Les méthodes du louvetisme en classe

Extrait de Le Chef, n°57, 15 novembre 1928. Revue mensuelle des Scouts de France.


 

Un essai d’adaptation à la classe de Sixième dans l’enseignement secondaire.

Qui ne peut revivre les souvenirs de sa sixième ? de ce temps, déjà si loin, où, écolier turbulent, nous vivions sans souci et souvent travaillions de même. Les jours s’écoulaient lentement dans un horizon en grisaille, nos plus grands désirs se tournaient vers les vacances ; on se réjouissait à leur approche, on les regrettait lorsqu’elles étaient écoulées. Et puis… et puis pour la grande majorité d’entre nous, c’était tout. Notre ardeur se portait vers le jeu, car le jeu est naturel à l’enfant, mais vers le travail, aucune, pour dire vrai.

Et pourtant l’enfant n’est-il donc à l’égard du travail intellectuel qu’un paresseux ? Ses premiers efforts seraient-ils, au moins pour le plus grand nombre, décidément vains et ses premières années de classes quasi sacrifiées ou perdues ? Ne serait-il pas plus juste de penser, avec Miss Barclay, qu’il n’y a pas de travailleur plus enthousiaste que l’enfant, lorsque à son travail on présente un but déterminé et un résultat immédiat ?

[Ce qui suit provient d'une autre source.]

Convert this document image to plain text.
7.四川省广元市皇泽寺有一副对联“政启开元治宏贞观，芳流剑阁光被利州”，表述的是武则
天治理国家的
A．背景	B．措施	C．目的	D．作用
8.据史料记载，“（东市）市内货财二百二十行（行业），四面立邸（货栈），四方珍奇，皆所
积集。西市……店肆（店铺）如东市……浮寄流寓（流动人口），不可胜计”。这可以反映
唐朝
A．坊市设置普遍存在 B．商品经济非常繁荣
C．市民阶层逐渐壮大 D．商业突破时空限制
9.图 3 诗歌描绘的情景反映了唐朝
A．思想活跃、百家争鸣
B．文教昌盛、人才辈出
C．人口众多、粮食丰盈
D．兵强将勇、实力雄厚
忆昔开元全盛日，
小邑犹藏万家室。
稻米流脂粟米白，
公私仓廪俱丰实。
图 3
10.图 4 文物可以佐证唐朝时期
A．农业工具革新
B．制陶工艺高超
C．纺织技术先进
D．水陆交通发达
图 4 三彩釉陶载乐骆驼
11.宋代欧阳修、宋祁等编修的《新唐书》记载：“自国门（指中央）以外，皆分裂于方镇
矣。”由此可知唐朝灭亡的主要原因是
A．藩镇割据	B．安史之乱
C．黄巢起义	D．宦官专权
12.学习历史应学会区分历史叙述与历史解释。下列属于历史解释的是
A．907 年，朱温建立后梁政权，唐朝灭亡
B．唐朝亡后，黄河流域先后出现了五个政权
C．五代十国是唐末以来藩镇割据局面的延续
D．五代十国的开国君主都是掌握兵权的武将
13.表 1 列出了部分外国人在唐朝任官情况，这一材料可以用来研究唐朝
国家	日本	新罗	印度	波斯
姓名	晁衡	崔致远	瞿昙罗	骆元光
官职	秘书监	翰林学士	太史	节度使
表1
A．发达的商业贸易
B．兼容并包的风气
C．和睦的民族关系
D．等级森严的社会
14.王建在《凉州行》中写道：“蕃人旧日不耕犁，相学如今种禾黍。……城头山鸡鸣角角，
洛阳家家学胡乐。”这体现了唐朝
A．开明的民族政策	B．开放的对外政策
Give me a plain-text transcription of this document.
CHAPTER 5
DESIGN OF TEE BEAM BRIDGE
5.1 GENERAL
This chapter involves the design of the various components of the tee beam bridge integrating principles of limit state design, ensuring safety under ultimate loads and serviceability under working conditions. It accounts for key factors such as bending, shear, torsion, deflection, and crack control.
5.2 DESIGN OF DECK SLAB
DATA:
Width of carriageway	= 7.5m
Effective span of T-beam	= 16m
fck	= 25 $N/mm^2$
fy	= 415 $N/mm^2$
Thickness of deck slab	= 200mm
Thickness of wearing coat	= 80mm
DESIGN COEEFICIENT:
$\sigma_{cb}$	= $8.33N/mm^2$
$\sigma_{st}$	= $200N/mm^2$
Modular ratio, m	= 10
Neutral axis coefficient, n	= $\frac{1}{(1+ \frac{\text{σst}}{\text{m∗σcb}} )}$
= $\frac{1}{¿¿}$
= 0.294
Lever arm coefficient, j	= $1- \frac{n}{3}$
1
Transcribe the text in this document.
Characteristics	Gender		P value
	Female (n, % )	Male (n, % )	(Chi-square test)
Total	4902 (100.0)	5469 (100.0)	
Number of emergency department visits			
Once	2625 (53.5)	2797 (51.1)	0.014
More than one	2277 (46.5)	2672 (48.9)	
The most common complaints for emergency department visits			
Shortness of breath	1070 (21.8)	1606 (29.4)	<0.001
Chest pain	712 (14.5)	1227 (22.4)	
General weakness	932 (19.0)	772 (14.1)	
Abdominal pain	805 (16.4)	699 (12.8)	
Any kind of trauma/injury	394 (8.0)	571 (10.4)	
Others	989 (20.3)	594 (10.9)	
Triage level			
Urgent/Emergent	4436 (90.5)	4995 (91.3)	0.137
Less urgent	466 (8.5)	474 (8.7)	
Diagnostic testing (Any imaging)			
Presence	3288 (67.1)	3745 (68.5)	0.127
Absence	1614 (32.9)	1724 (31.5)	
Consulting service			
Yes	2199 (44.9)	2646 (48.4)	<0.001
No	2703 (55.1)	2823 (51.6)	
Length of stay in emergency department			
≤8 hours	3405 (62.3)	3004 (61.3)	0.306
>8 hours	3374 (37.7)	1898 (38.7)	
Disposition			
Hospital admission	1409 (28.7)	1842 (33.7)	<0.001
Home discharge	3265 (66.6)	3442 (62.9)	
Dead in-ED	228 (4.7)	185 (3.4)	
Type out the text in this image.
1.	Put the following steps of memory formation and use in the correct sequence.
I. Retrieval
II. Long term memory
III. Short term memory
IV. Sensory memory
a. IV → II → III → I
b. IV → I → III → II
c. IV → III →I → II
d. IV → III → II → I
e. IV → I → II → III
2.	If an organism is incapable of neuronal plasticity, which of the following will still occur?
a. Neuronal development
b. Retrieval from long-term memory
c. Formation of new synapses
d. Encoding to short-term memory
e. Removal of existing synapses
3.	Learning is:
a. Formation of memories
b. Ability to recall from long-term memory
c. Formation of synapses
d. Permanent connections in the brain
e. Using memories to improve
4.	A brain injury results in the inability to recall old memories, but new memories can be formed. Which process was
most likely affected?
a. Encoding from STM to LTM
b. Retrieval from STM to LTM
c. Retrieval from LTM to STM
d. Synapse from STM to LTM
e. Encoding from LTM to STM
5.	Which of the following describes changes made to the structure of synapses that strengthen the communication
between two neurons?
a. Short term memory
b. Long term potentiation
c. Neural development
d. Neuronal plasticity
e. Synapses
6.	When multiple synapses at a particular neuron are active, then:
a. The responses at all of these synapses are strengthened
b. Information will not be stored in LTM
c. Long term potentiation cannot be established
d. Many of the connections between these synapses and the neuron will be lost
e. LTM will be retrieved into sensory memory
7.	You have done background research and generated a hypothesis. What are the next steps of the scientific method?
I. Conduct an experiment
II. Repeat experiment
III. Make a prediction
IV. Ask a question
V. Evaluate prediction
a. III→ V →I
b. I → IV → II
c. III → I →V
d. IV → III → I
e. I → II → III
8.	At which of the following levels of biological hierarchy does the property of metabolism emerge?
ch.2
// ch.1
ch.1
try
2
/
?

Et alors comment expliquer notre état apathique au cours de nos premières années de travail intellectuel, à moins que ce ne soit justement qu’on ait négligé de présenter à notre travail le but déterminé et le résultat immédiat dont parle Miss Barclay ? L’auteur de cet article laissera le lecteur conclure ; il veut seulement mettre devant ses yeux l’essai d’adaptation des méthodes et principes du louvetisme qu’il fut amené à réaliser dans sa classe, essai qui a jusqu’ici parfaitement réussi et qui donne des résultats tout à fait encourageants.

 

On connaît un principe du louvetisme, la division d’un groupe en sizaines. Celui-ci, qui ne trouve son explication que dans le domaine visé directement par le louvetisme : celui de la formation physique et morale de l’enfant, a été transporté par l’auteur de cet article, professeur dans un petit séminaire du centre de la France, dans le domaine de la formation intellectuelle. Il a établi dans sa classe le même système de division, de répartition des fonctions et de classement existant déjà dans les jeux et promenades donnant là d’excellents résultats.

Le principe de la division en sizaines, introduit dans une classe, a deux grands avantages :

1° Il organise la classe.
2° Il multiplie l’émulation pour la discipline et le travail. Nous exposerons en premier lieu l’organisation de la classe en général et nous donnerons ensuite quelques exemples d’applications pratiques.

 

I – Organisation

La classe comprenant vingt élèves est répartie en quatre sizaines de cinq élèves, ayant chacune à leur tête un sizenier choisi parmi les plus capables. 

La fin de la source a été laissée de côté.